The majority of essays defend the idea that culture directly affects the ways economic development and prosperity operate in human societies. Although some essays present counter agruments, these serve primarily to provide a framework for the debate.

First, some thoughts on criticisms of this book. The book is Eurocentric - no. The book is academic and focuses on economic development. While economic strategies vary from country to country, there are fairly well understood strategies that are common to all countries that prosper in a global economy.

Cultural values can't be changed without being destroyed. What idiocy! Cultures, including Western cultures, change all the time. England is no longer feudal, Sweden is no longer Lutheran, Germany is no longer militaristic and I can and do vote even though I am female.

All cultures deserve equal appreciation. Even though some cultures promote values (like female genital mutalation) that appear "bad" to outsiders, these values are good for "insiders". No. Just because a value or practice has been around a long time doesn't make it good (although it may become tolerable). Female illiteracy is widely tolerated but it's not good.

One of the things this book does well to point out the incongruous attitudes prosperous people hold about non-prosperous people. The flip-side of cultural relativism is frankly evil. It states that it's perfectly okay for people with "traditional" values to starve, multilate, rape and kill each other if "it's right for them".

Another great thing these essays show is that cultural values that promote human well-being can be found in many cultures. Confucian values that underly the success of Chinese immigrants are similar to the Protestant values that propelled Northern Europe (and the USA, Australia, etc.) into prosperity. The Japanese and immigrant Sikhs both know more than a little about how work ethics shape material success.

Read this book to balance out the current bias toward cultural romanticism. The world is getting too small to let some people fall out of the lifeboat just because "it's right for them".


Rating: 3 out of 5
Look at the perspectives
I see that many whom support the arguments in Culture Matters - on this site and elsewhere - are generally non-Western, and simply hanker for the opportunity of a Western lifestyle. It seems that they are seduced by the comforts of democracy and the economic vernacular. It's not surprising!
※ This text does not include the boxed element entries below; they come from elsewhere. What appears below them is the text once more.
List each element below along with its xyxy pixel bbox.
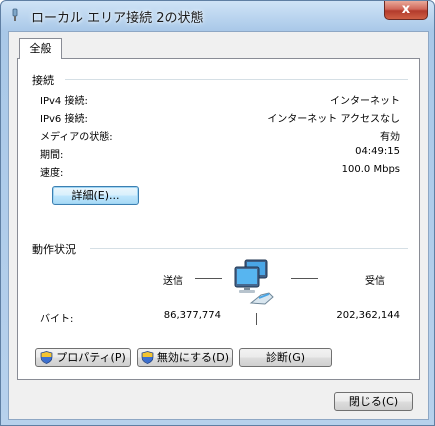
ipv4-value: インターネット [330, 96, 400, 107]
close-button[interactable]: 閉じる(C) [334, 392, 413, 411]
close-window-button[interactable]: x [384, 1, 428, 20]
duration-value: 04:49:15 [355, 146, 400, 157]
sent-label: 送信 [163, 276, 183, 287]
uac-shield-icon [40, 351, 53, 364]
network-adapter-icon [12, 8, 18, 21]
title-bar[interactable]: ローカル エリア接続 2の状態 x [1, 1, 434, 31]
media-state-value: 有効 [380, 132, 400, 143]
ipv6-label: IPv6 接続: [40, 114, 88, 125]
bytes-sent-value: 86,377,774 [163, 310, 221, 321]
speed-value: 100.0 Mbps [341, 164, 400, 175]
network-computers-icon [234, 259, 274, 305]
ipv6-value: インターネット アクセスなし [267, 114, 400, 125]
bytes-label: バイト: [40, 314, 74, 325]
received-label: 受信 [365, 276, 385, 287]
ipv4-label: IPv4 接続: [40, 96, 88, 107]
activity-group-title: 動作状況 [32, 243, 76, 256]
connection-divider [65, 79, 408, 80]
diagnose-button[interactable]: 診断(G) [239, 348, 332, 367]
connection-group-title: 接続 [32, 74, 54, 87]
disable-button[interactable]: 無効にする(D) [137, 348, 233, 367]
tab-general[interactable]: 全般 [19, 38, 62, 59]
media-state-label: メディアの状態: [40, 132, 113, 143]
status-window: ローカル エリア接続 2の状態 x 全般 接続 IPv4 接続: インターネット… [0, 0, 435, 426]
properties-button[interactable]: プロパティ(P) [35, 348, 131, 367]
uac-shield-icon [141, 351, 154, 364]
received-line [291, 278, 318, 279]
tab-panel-general: 接続 IPv4 接続: インターネット IPv6 接続: インターネット アクセ… [17, 58, 420, 380]
dialog-client: 全般 接続 IPv4 接続: インターネット IPv6 接続: インターネット … [8, 31, 429, 420]
window-title: ローカル エリア接続 2の状態 [31, 11, 204, 26]
duration-label: 期間: [40, 150, 64, 161]
activity-divider [90, 248, 408, 249]
properties-label: プロパティ(P) [56, 351, 126, 364]
speed-label: 速度: [40, 168, 64, 179]
sent-line [195, 278, 222, 279]
bytes-divider [256, 313, 257, 325]
bytes-received-value: 202,362,144 [336, 310, 400, 321]
details-button[interactable]: 詳細(E)... [52, 186, 139, 205]
disable-label: 無効にする(D) [156, 351, 230, 364]
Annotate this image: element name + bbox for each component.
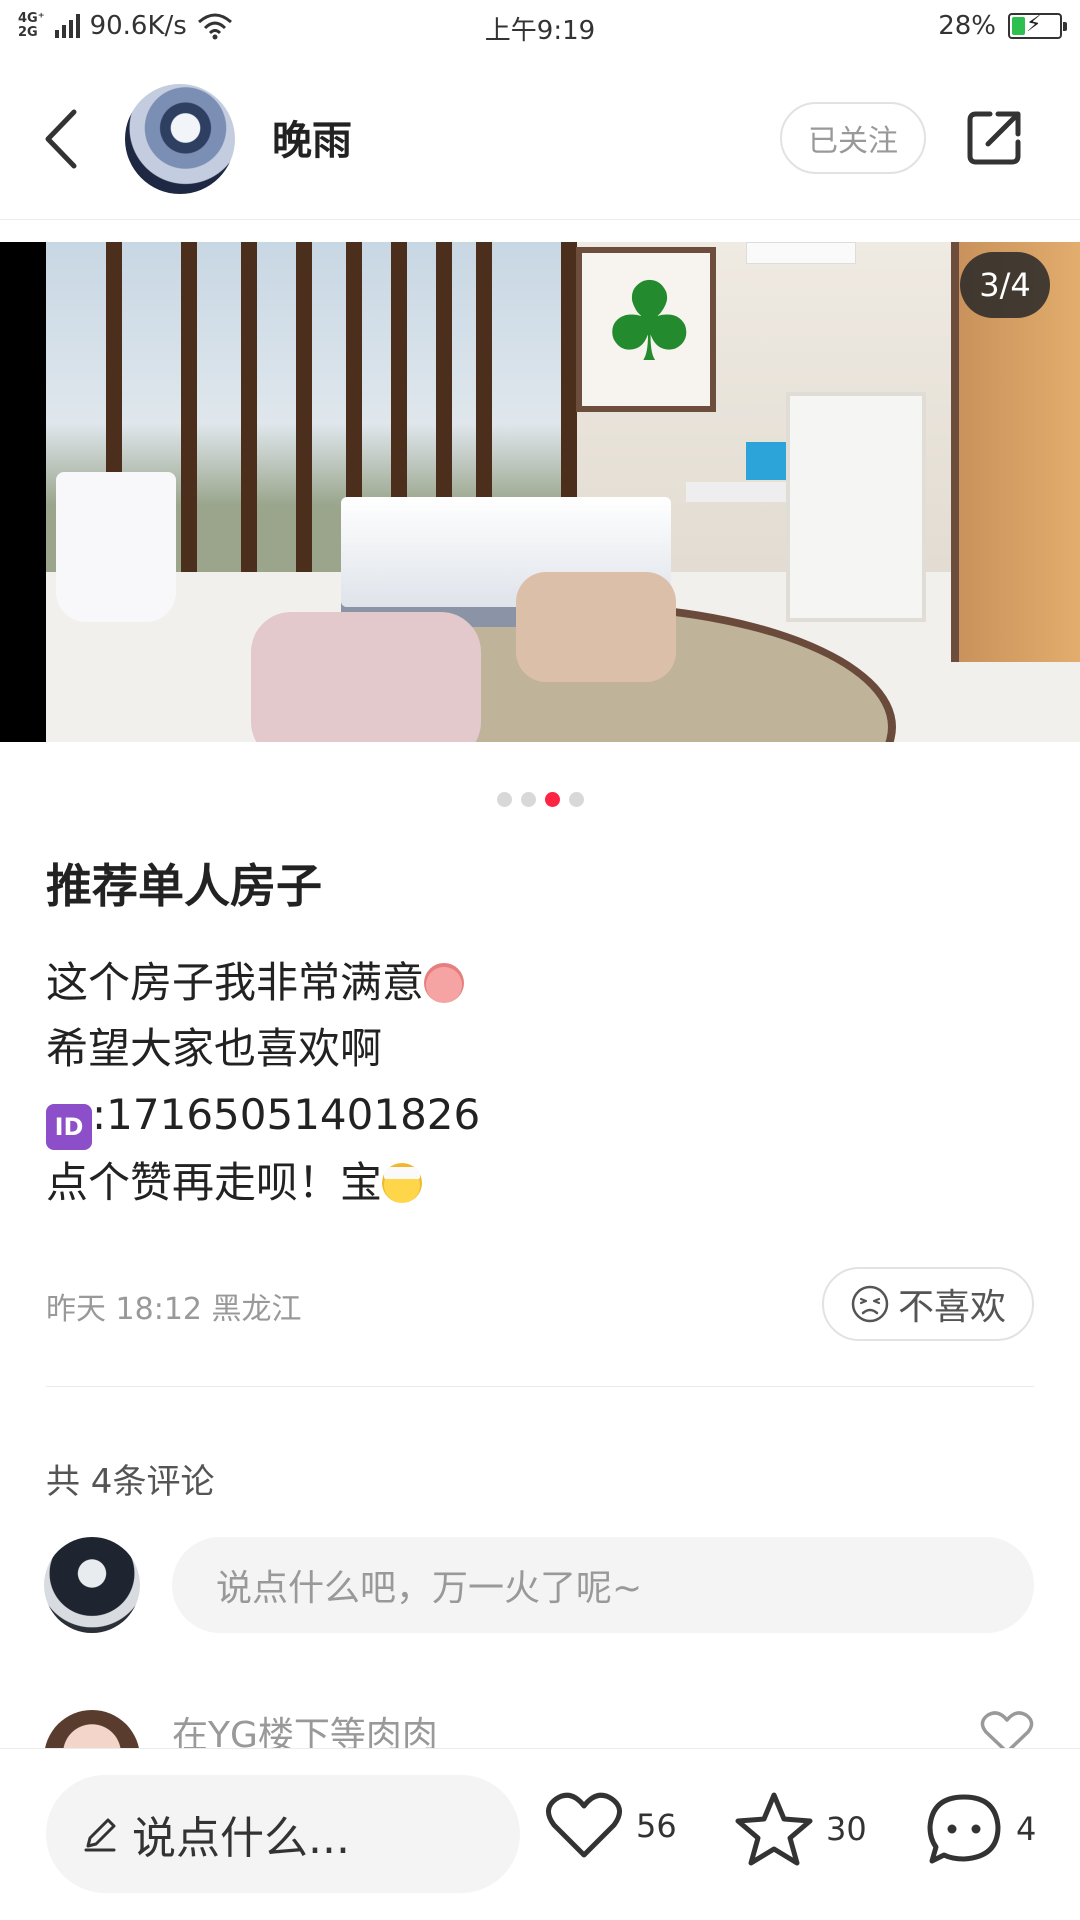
post-body: 这个房子我非常满意 希望大家也喜欢啊 ID:17165051401826 点个赞… <box>46 950 1036 1216</box>
my-avatar <box>44 1537 140 1633</box>
post-line: 点个赞再走呗！宝 <box>46 1150 1036 1216</box>
heart-icon <box>980 1711 1034 1750</box>
favorite-count: 30 <box>826 1810 867 1848</box>
room-image[interactable]: ♣ <box>46 242 1080 742</box>
id-badge-icon: ID <box>46 1104 92 1150</box>
chevron-left-icon <box>45 109 77 169</box>
post-line: ID:17165051401826 <box>46 1082 1036 1150</box>
commenter-name[interactable]: 在YG楼下等肉肉 <box>172 1706 438 1750</box>
author-name[interactable]: 晚雨 <box>272 108 352 166</box>
network-type: 4G⁺ 2G <box>18 12 45 40</box>
battery-percent: 28% <box>938 11 996 41</box>
signal-icon <box>54 14 80 38</box>
bottom-comment-input[interactable]: 说点什么... <box>46 1775 520 1893</box>
comment-button[interactable]: 4 <box>924 1791 1036 1867</box>
network-type-top: 4G⁺ <box>18 11 45 26</box>
share-icon <box>967 111 1021 165</box>
clover-icon: ♣ <box>600 258 699 386</box>
battery-icon: ⚡ <box>1008 12 1067 39</box>
bandage-face-emoji-icon <box>382 1163 423 1203</box>
comment-input[interactable]: 说点什么吧，万一火了呢~ <box>172 1537 1034 1633</box>
dislike-label: 不喜欢 <box>897 1286 1006 1327</box>
post-line: 这个房子我非常满意 <box>46 950 1036 1016</box>
image-page-counter: 3/4 <box>960 252 1050 318</box>
pig-emoji-icon <box>424 963 465 1003</box>
share-button[interactable] <box>962 106 1026 170</box>
favorite-button[interactable]: 30 <box>734 1791 867 1867</box>
like-button[interactable]: 56 <box>544 1791 677 1861</box>
wifi-icon <box>197 13 232 40</box>
frown-icon <box>851 1285 889 1323</box>
image-carousel[interactable]: ♣ 3/4 <box>0 242 1080 742</box>
status-left: 4G⁺ 2G 90.6K/s <box>18 11 233 41</box>
network-type-bottom: 2G <box>18 25 38 40</box>
bottom-action-bar: 说点什么... 56 30 4 <box>0 1748 1080 1920</box>
post-header: 晚雨 已关注 <box>0 60 1080 220</box>
comment-count-bottom: 4 <box>1016 1810 1037 1848</box>
carousel-dot <box>568 792 584 807</box>
post-line: 希望大家也喜欢啊 <box>46 1024 383 1073</box>
comment-item[interactable]: 在YG楼下等肉肉 <box>0 1700 1080 1750</box>
comment-bubble-icon <box>927 1794 1001 1864</box>
carousel-dot-active <box>544 792 560 807</box>
battery-level <box>1012 17 1025 35</box>
charging-icon: ⚡ <box>1026 12 1042 37</box>
follow-button[interactable]: 已关注 <box>780 102 926 174</box>
clover-picture: ♣ <box>576 247 716 412</box>
comment-like-button[interactable] <box>980 1710 1034 1750</box>
carousel-dot <box>520 792 536 807</box>
bottom-input-placeholder: 说点什么... <box>132 1813 350 1864</box>
star-icon <box>735 1792 813 1866</box>
commenter-avatar[interactable] <box>44 1710 140 1750</box>
status-bar: 4G⁺ 2G 90.6K/s 上午9:19 28% ⚡ <box>0 0 1080 52</box>
post-timestamp-location: 昨天 18:12 黑龙江 <box>46 1292 302 1327</box>
back-button[interactable] <box>38 104 88 174</box>
heart-icon <box>546 1792 622 1858</box>
post-title: 推荐单人房子 <box>46 859 322 913</box>
dislike-button[interactable]: 不喜欢 <box>822 1267 1034 1341</box>
pencil-icon <box>84 1818 116 1852</box>
status-right: 28% ⚡ <box>938 11 1067 41</box>
like-count: 56 <box>636 1807 677 1845</box>
carousel-dots <box>0 792 1080 807</box>
network-speed: 90.6K/s <box>89 11 187 41</box>
author-avatar[interactable] <box>125 84 235 194</box>
comment-count: 共 4条评论 <box>46 1462 215 1502</box>
carousel-dot <box>496 792 512 807</box>
divider <box>46 1386 1034 1387</box>
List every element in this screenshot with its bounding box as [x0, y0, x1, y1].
Westerners who have the option of 'choice' accuse Huntington et al of cultural imperialism and racism. Let the periphery-dwellers speak out - for the thesis that culture values progress is reasonably debated in this collection of essays.

Don't get caught up in the romanticism of the 'other':
"a society in which magic and witchcraft flourism today is a sick society ruled by tension, fear, and moral disorder" (Daniel Etounga-Manguelle, Culture Matters, p73).